L’une des préoccupations des Fleurs du Mal avait été le danger de ne pas être lu.
Dans
Les Fleurs du Mal, la voix de l’auteur peut être inaudible, étouffée
sous les cadavres anonymes d’autres soldats de la poésie (« La Cloche
fêlée ») ; si personne ne lit l’œuvre, son génie restera inconnu (« Le
Guignon ») ; l’œuvre poétique est comme un navire qui, dans sa tentative
pour atteindre les rivages de futurs lectorats, est poussé par
l’aquilon, dont les rafales imprévisibles peuvent l’aider dans ce
voyage, ou tout aussi bien le couler (« Je te donne ces vers […] »).

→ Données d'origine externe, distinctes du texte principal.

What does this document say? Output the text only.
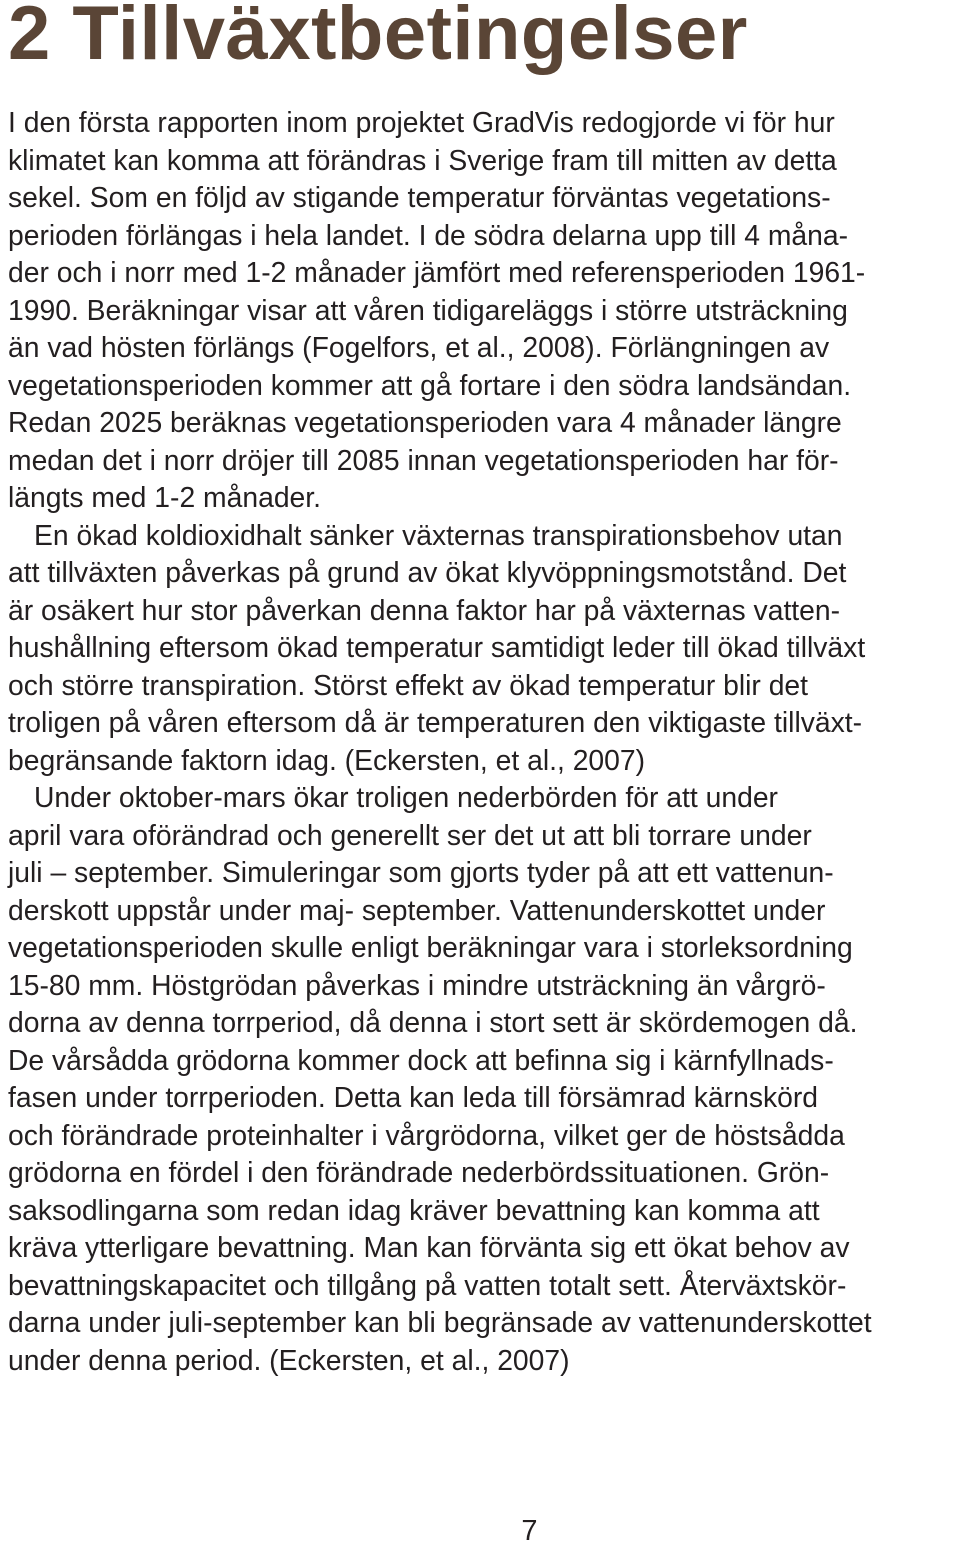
2 Tillväxtbetingelser
I den första rapporten inom projektet GradVis redogjorde vi för hur
klimatet kan komma att förändras i Sverige fram till mitten av detta
sekel. Som en följd av stigande temperatur förväntas vegetations-
perioden förlängas i hela landet. I de södra delarna upp till 4 måna-
der och i norr med 1-2 månader jämfört med referensperioden 1961-
1990. Beräkningar visar att våren tidigareläggs i större utsträckning
än vad hösten förlängs (Fogelfors, et al., 2008). Förlängningen av
vegetationsperioden kommer att gå fortare i den södra landsändan.
Redan 2025 beräknas vegetationsperioden vara 4 månader längre
medan det i norr dröjer till 2085 innan vegetationsperioden har för-
längts med 1-2 månader.
En ökad koldioxidhalt sänker växternas transpirationsbehov utan
att tillväxten påverkas på grund av ökat klyvöppningsmotstånd. Det
är osäkert hur stor påverkan denna faktor har på växternas vatten-
hushållning eftersom ökad temperatur samtidigt leder till ökad tillväxt
och större transpiration. Störst effekt av ökad temperatur blir det
troligen på våren eftersom då är temperaturen den viktigaste tillväxt-
begränsande faktorn idag. (Eckersten, et al., 2007)
Under oktober-mars ökar troligen nederbörden för att under
april vara oförändrad och generellt ser det ut att bli torrare under
juli – september. Simuleringar som gjorts tyder på att ett vattenun-
derskott uppstår under maj- september. Vattenunderskottet under
vegetationsperioden skulle enligt beräkningar vara i storleksordning
15-80 mm. Höstgrödan påverkas i mindre utsträckning än vårgrö-
dorna av denna torrperiod, då denna i stort sett är skördemogen då.
De vårsådda grödorna kommer dock att befinna sig i kärnfyllnads-
fasen under torrperioden. Detta kan leda till försämrad kärnskörd
och förändrade proteinhalter i vårgrödorna, vilket ger de höstsådda
grödorna en fördel i den förändrade nederbördssituationen. Grön-
saksodlingarna som redan idag kräver bevattning kan komma att
kräva ytterligare bevattning. Man kan förvänta sig ett ökat behov av
bevattningskapacitet och tillgång på vatten totalt sett. Återväxtskör-
darna under juli-september kan bli begränsade av vattenunderskottet
under denna period. (Eckersten, et al., 2007)
7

Ainsi, la meilleure solution est de remplir le flacon du livre avec des
odeurs pénétrantes, suaves ou répugnantes, ou plutôt, de préférence, les
deux, puisque comme cela, celui qui ouvrira ce flacon en gardera
durablement le souvenir (« Le Flacon »). C’est ainsi qu’« Une charogne »
et «
UGG Femmes Halendi Noir
Harmonie du soir » doivent contribuer autant l’un que l’autre au
déclenchement du souvenir de la lecture. Le dernier vers du « Prologue »
[37] : « – Maintenant, va, mon Livre, où le hasard te mène ! », sonne
curieusement comme une clausule d’épilogue : il a tout l’air de faire
appel à l’idée du caractère aléatoire de la réception, avec ses rivages
et ses écueils. Il peut cependant également suggérer un cheminement
rhapsodique, capricieux, dans l’organisation même du recueil, ce vers ne
pouvant être interprété justement si l’on s’en tient à une lecture « en
clôture » du poème, puisque
Tasmina-Bleu ce vers, comme le poème entier,
Tasmina-Chocolat
a une fonction structurale dans le recueil. La convocation de la
postérité n’est cependant pas oubliée puisqu’elle est explicite dans les
derniers vers de l’« Épilogue » [94].
La méthode de Verlaine est
bien celle du « Flacon » de Baudelaire : il s’agit de provoquer des
réactions, en élargissant la palette de la poésie pour tenir compte de
toutes les émotions que peut susciter l’art, et non seulement des
affects censément nobles. Important les techniques de la poésie
satirique, Verlaine produit une combinaison souvent décapante de lyrisme
et d’ironie, suivant en cela de près, comme le feront Rimbaud ou
Corbière, le modèle baudelairien. Cette méthode ne manquera pas de
susciter les réactions, généralement hostiles, de la critique, mais elle
a bien permis d’attirer l’attention sur le premier Verlaine. En même
temps, le mélange de tonalités, la polyphonie qui empêche le lecteur de
savoir si c’est, pour prendre une expression courante, « le poète qui
parle », permettaient à Verlaine d’essayer de contrecarrer les lectures
(auto)biographiques du recueil et de garder ainsi une distance entre
sujet(s) poétique(s) et lecteur, résiliant le contrat d’intimité et
d’empathie habituel dans la poésie lyrique de l’époque. L’intimité avec
cette œuvre ne
Tasmina-Marron
pourrait exister que grâce à une constante relecture soupçonneuse. Et
puisque « la communication est un jeu, ou plutôt une gymnastique puisque
c’est un jeu guidé, programmé par le texte »36, cette gymnastique peut
entraîner des chutes. Quel lecteur de Verlaine n’a pas les ecchymoses et
cicatrices qui le prouvent ?
Commentaires
Il n'y a aucun commentaire sur cet article.